Brewery boss Jay is kind enough to show me around and let me taste some beers. He’s keen to talk about their lager, which they have just started brewing. Jay was in sales before starting the brewery, so ought to have an idea what will sell. They were very eager to bring a lager to market, because New York is lager town, he tells me. I am reminded again of that Yuengling–Brooklyn lineage (and the more beer I drink here, the more convinced I am that Jay is right).
While Flagship are already selling everything they produce, it’s only been recently that they have been able to tie up tanks for the required fermentation and conditioning time for a lager. On tasting it, it’s smashing. The best way I can describe it is to tell you to imagine if Brooklyn Lager had all European hops instead of Cascade. It’s a creamy, amber lager with satisfying bitterness and a herbal noble hop aroma.
Pale Ale is the beer which sells most in the other boroughs of New York City and the first to be bottled. This is, I think, the very first batch off the new packaging line – the bottles have no labels yet. It’s a tasty beer with maybe a slightly rough bitterness to it, made with seven types of C-hops and Mosaic. In addition to the up-front hoppiness, it’s chewy and biscuity. No murk here either.
Obviously I have to taste the Wee Heavy: a very heavy roast barley and hop bitterness, chewy too and drinkable enough for the 8% abv to get you into trouble. Not much like any Scottish wee heavy I’ve tried, but a tasty beer nonetheless.
It’s so hot waiting for the train back that I’m tempted to break into my six-pack. By the time I return to South Ferry it’s definitely time for a beer. The Fraunces Tavern is a tourist attraction in its own right, having been headquarters for various pre- and post-revolutionary organisations in the 18th century. Trying to get a small glass of the 6.8% Ommegang Fleur de Houblon, though, is futile – it’s only sold in pints. I have to chuckle to myself, remembering that most British pubs would probably do the opposite and insist on only serving a beer of that strength in halves. The beer is spicy and citrussy with that musty bitterness that comes from hopping up a wheat beer.
I saw a lot more cask beer in New York than I was expecting to, but didn’t get to drink much. In the case of the Fraunces Tavern, I really want to try the Bronx Pale Ale from the cask, but it’s not on. Just as well as a second pint at 6.3%, in this heat, would not be the best idea.

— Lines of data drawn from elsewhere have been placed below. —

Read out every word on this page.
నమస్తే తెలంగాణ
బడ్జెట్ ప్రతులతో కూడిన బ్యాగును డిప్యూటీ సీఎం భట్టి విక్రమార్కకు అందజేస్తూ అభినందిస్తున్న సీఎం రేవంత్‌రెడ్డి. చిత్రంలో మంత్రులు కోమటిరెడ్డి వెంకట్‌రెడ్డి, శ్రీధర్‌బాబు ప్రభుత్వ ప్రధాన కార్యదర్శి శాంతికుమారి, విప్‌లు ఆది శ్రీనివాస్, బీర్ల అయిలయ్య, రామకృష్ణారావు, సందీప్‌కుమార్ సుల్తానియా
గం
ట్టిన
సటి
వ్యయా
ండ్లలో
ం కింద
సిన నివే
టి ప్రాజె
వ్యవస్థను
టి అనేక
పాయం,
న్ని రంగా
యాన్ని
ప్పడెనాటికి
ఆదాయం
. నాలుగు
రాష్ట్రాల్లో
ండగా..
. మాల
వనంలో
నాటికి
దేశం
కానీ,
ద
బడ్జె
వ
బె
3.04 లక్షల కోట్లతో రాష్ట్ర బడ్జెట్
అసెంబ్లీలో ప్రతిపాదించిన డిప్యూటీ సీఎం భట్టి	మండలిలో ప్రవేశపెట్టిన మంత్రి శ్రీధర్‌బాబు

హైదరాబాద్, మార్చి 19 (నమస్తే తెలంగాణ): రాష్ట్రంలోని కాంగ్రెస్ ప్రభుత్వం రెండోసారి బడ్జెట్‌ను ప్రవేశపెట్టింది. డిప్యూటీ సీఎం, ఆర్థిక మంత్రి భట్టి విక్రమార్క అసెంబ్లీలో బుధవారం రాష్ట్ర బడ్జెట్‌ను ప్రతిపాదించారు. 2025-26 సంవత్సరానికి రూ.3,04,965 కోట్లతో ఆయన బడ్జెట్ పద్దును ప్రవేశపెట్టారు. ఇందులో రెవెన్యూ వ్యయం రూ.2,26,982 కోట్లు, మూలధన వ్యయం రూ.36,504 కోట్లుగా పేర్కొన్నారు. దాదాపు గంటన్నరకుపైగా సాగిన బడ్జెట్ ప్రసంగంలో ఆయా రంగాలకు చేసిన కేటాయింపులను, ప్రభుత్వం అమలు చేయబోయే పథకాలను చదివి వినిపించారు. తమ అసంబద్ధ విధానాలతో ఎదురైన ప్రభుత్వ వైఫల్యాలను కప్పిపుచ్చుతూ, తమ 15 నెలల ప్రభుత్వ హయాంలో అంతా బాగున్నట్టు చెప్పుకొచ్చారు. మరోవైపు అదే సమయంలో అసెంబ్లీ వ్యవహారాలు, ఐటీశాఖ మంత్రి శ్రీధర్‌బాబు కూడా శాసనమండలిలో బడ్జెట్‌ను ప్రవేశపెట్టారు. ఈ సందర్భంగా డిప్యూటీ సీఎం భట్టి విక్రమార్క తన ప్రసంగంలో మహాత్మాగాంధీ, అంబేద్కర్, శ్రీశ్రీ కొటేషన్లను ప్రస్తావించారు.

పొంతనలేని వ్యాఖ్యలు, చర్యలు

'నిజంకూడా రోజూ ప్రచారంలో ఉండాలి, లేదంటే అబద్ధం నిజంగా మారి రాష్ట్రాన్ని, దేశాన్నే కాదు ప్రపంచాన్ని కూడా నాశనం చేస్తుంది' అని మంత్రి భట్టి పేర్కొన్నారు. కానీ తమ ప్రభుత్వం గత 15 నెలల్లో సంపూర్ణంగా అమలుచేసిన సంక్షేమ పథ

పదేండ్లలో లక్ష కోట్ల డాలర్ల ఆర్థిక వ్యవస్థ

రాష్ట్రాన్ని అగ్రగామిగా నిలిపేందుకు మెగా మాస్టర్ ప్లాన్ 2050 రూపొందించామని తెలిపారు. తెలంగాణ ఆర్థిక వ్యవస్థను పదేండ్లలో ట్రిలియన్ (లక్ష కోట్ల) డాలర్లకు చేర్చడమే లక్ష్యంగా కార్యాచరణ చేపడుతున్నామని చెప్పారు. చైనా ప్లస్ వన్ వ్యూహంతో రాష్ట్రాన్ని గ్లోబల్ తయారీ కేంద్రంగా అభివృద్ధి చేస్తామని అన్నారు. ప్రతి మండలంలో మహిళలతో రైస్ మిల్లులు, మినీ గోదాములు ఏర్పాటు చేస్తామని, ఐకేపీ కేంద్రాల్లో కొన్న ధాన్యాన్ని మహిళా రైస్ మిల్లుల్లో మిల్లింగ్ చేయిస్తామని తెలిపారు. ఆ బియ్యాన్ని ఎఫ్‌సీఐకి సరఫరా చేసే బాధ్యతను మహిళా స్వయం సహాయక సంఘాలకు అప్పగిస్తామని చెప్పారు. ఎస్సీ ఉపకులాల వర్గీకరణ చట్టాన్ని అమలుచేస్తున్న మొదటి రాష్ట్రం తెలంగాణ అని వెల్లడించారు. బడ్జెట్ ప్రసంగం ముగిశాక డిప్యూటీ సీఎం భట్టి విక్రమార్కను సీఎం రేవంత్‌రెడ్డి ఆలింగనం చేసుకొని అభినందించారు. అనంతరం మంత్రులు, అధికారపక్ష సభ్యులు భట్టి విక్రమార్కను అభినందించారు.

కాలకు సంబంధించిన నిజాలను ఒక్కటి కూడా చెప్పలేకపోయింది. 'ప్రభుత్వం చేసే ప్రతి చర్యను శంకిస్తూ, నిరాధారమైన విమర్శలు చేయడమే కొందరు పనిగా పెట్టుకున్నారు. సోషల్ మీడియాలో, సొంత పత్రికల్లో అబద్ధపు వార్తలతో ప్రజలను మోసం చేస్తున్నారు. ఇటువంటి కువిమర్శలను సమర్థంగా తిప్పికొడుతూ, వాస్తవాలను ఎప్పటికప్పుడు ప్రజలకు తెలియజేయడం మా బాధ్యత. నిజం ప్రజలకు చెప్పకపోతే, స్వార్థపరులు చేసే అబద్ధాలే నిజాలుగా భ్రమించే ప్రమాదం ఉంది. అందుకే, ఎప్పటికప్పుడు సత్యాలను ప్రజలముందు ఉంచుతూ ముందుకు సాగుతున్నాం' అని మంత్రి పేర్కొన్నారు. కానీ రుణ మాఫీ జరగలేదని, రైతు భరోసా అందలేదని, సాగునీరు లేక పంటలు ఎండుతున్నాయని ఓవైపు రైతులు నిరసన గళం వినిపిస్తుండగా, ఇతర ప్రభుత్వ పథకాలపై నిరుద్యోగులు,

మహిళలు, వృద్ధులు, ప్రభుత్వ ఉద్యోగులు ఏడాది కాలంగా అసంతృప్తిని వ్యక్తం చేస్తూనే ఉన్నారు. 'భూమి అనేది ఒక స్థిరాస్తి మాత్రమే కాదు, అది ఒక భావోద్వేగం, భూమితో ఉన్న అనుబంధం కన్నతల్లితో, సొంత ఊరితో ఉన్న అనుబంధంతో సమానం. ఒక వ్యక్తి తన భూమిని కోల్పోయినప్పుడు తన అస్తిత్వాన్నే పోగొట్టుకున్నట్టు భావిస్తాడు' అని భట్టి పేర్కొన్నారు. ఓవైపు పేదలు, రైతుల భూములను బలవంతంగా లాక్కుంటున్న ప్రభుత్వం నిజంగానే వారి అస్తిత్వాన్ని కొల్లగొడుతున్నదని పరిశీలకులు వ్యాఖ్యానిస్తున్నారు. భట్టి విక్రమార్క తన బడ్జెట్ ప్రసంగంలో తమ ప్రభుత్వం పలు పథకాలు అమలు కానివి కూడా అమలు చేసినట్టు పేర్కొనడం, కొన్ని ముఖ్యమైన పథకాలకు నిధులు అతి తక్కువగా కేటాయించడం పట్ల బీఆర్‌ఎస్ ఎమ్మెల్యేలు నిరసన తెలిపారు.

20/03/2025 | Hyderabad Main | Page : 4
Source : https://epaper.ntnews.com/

I find more cask at the well-known Ginger Man bar: KelSo Pale Ale, which has a high bitterness and splendidly flowery, geranium-like hop aroma.
I read a lot of curmudgeonly complaints about American cask beer. The main issue traditionalists have with it is the practice that American brewers have developed of adding not just hops, but fruit, chocolate, cake and other additional flavourings to the cask. Indeed, sometimes it seems that “cask” in the US means, in one sense, the same as “craft” in Britain: an opportunity to add a load of weird stuff to your beer post-fermentation.
I don’t see why US cask beer should have to be a carbon copy of British cask beer, though, and the other cask beer the Ginger Man serves up has, if anything, the opposite issue. It is almost too much like an English beer. More English-tasting than a lot of English beer, Sly Fox Chester County Bitter has minty bitterness and creme brulee sweetness, like an old-school country bitter from Wadworth’s or somewhere. While I am sure the temperature is within the approved range, New York in summer is quite a bit hotter than most places in Britain ever get, and I don’t think the beer would be hurt by being a bit colder.